As with Princess Sleepyhead, most of the time Sir Talkalot and I spent up there was at the Pioneer Settlement Village, a great place to amble around. There's so much to see and do -- including a paddlesteamer to ride, and a sound-and-light show. Both children spent a lot of time in the pottery, painting ceramic figures that we purchased. Both times I've done one as well, so that I'm not sitting around getting impatient. (This time I've done one for a fellow writer who is having a birthday shortly, so that was kind of nice!) Princess Sleepyhead wanted to dress up to have photos done, but Sir Talkalot wasn't as keen to do this. Both wanted to ride in the horse and cart, and vintage car -- both of which were free. Princess Sleepyhead and I were fascinated by the spectroscopic theatre, Sir Talkalot not so much. Both kids participated in the kids' activity -- a treasure hunt for Princess Sleepyhead, which I thought was particularly clever because part of the "treasure" they had to find was three pieces of litter, and a mystery with clues for Sir Talkalot to solve. Both wanted Wanted Posters done at the offset printers, which was run by a Dutchman who came from near where my dad grew up. My only gripe the whole time was that it was hot. Hot, hot, hot. But the beauty is that they have a two-day pass, so when it gets too hot you just go home and chill off by the pool.

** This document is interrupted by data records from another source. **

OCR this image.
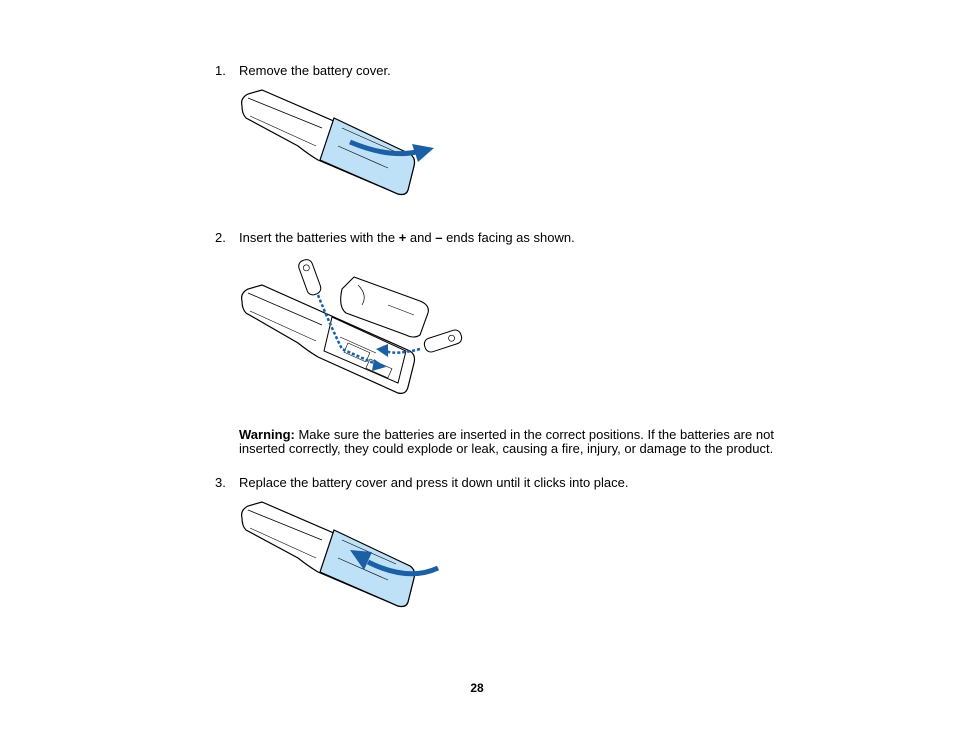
1. Remove the battery cover.
2. Insert the batteries with the + and – ends facing as shown.
Warning: Make sure the batteries are inserted in the correct positions. If the batteries are not inserted correctly, they could explode or leak, causing a fire, injury, or damage to the product.
3. Replace the battery cover and press it down until it clicks into place.
28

My first visit to Swan Hill and the Pioneer Settlement was when I was in Grade 5 or 6, and we went on a school visit. The only part I remember -- and I remember this vividly -- was going onto the paddlesteamer (non working) they have on display, the Gem, and somehow, with a group of friends, getting locked in a bathroom with a bath filled with a black, foul-smelling liquid that made me feel ill. Very ill. The room was hot and airless and the smell overpowering; soon I was dry-retching. I thought I was going to die. I think we were in there for an hour all up, though this time factor may have been exaggerated by how bad I found the experience. I couldn't quite serve out my nostalgia now, because you can walk onto the Gem, but most of it is roped off while they're doing restorative work.
I'm amazed and yet not at the number of volunteers who give their time to work there. They really add to the experience. And of course much of what they do is not in the public eye.
Perhaps the biggest difference between this trip and the one a few months ago was that Princess Sleepyhead wouldn't get up and get going, which is always frustrating. But I was determined not to be frustrated -- we were on holiday after all, so I took a book and read and read and read. I love reading -- what writer doesn't? -- but I find that betweeen reading students' work, reading for Poetrix and reading for work, and just the daily life stuff, I don't get nearly as much time for reading for pleasure as I should. So holidays are a great chance to catch up on some books -- in that case it was finishing off Philip Pullman's Northern Lights series, which I found very interesting. This time, I took a Mary Gentle tome away, but spent my spare time editing the chapters I've recently rewritten on my novel. Working on a novel is such an obsessive thing -- I lie in bed thinking about it, I walk around thinking about it. My characters are my constant companions. I drove Sir Talkalot mad because I bought a souvenir -- a small stuffed frog -- for one of my characters, and he couldn't understand that at all. Writers! We're all a mad lot.